To Cyprus, the vessel went, landing there a fortnight later, for the
winds had been favorable, and they had made a quick voyage.

On the broad terraces, commanding a view of the sea, with passing
vessels, Claudia lay on a couch, daily gaining strength. She held
Virgilia's hand as if she could never let it go, while the young girl
told her of Jesus and His love, and read to her the precious letter of
Paul, the Apostle, a copy of which Martius had made in the days of his
exile.

Here, they heard of the martyrdom of the Apostle, and his burial in
the vineyard of Lucia, the Roman matron. He had "finished his course"
and "kept the faith," and had gone to receive his "crown of
righteousness."

As the days passed, peace and happiness came to them all. The
gladiator, forgetting his prowess in the arena, worked diligently in
the vineyard, while Lucius guarded the flocks of sheep, grazing
beneath the light-green olive-trees. And Lidia cooked for them in a
small stone cottage, singing as she worked.

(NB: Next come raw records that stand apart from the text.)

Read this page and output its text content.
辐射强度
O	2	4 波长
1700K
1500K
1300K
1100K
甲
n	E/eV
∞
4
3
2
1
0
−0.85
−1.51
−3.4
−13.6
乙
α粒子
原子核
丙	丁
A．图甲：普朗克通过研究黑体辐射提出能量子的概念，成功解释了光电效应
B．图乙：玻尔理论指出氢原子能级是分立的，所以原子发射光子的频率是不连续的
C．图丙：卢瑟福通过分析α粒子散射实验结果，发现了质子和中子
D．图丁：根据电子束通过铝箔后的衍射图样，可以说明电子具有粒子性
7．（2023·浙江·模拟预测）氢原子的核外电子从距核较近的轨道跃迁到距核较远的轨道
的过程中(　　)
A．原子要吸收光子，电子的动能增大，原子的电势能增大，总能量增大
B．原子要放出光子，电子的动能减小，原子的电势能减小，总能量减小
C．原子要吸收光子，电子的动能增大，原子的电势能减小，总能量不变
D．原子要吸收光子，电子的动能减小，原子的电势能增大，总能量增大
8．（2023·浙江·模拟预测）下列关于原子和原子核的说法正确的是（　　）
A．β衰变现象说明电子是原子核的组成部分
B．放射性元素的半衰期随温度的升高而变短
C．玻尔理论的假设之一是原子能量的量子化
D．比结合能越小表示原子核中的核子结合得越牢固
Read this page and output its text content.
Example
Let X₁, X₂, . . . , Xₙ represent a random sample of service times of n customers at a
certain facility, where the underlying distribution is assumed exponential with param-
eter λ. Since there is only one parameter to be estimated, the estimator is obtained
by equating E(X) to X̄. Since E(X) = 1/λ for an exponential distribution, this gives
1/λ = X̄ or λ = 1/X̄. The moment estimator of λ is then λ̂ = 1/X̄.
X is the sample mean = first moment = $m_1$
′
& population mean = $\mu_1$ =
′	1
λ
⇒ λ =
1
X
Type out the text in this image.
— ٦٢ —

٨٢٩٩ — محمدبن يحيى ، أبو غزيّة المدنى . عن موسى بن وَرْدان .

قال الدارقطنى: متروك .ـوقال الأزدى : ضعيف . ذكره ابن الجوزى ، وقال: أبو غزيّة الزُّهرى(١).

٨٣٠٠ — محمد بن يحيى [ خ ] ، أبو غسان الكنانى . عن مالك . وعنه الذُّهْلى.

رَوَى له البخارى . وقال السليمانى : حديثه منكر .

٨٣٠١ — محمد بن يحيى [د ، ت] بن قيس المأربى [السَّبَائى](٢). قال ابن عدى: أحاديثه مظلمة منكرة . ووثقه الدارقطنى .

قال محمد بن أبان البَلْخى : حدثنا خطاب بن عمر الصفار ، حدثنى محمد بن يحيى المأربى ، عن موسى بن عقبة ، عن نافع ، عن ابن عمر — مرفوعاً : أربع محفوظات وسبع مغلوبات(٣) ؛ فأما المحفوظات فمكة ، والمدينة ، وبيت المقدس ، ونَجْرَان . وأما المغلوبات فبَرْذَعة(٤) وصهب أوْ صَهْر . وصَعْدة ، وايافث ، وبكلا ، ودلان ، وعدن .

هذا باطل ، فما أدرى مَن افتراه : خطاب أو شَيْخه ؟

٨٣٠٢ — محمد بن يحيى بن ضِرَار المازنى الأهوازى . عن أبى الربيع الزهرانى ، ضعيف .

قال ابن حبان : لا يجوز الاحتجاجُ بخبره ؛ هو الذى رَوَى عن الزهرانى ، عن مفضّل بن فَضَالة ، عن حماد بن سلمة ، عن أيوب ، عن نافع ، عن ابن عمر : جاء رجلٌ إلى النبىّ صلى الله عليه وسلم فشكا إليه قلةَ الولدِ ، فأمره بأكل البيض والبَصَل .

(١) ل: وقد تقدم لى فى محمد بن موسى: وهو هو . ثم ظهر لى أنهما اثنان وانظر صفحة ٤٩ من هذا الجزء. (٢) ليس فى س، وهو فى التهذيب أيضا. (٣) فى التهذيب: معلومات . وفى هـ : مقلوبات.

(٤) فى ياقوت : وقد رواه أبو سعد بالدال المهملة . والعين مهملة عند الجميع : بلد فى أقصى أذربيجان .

Martius and Marcus, grown to be men, worked also, and when the labors
of the day were over, sat on the terrace in the moonlight, while
Hermione and Virgilia talked with them, and Claudia and Octavia smiled
at their happiness.

One thing, they did not know; that Alyrus, the Moor, justly punished
for his misdeeds, never spoke again after the games in the Circus. He
died soon afterward. Sahira, robbed of her freedom by the jealousy of
a woman high in favor in the imperial court, who envied her beauty and
the favor of the emperor, sank again into slavery, and as the years
passed, became a drudge in the palace.

When the sun crept lower to the waves of the sea, and as the darkness
shrouded all nature, young and old knelt on the terrace and prayed
that God would keep them safe.

And Aurelius, the lawyer, with Claudia, his wife, knelt also, for
there were no statues of the gods in this home set among the trailing
festoons of the vineyard on the Island of Cyprus.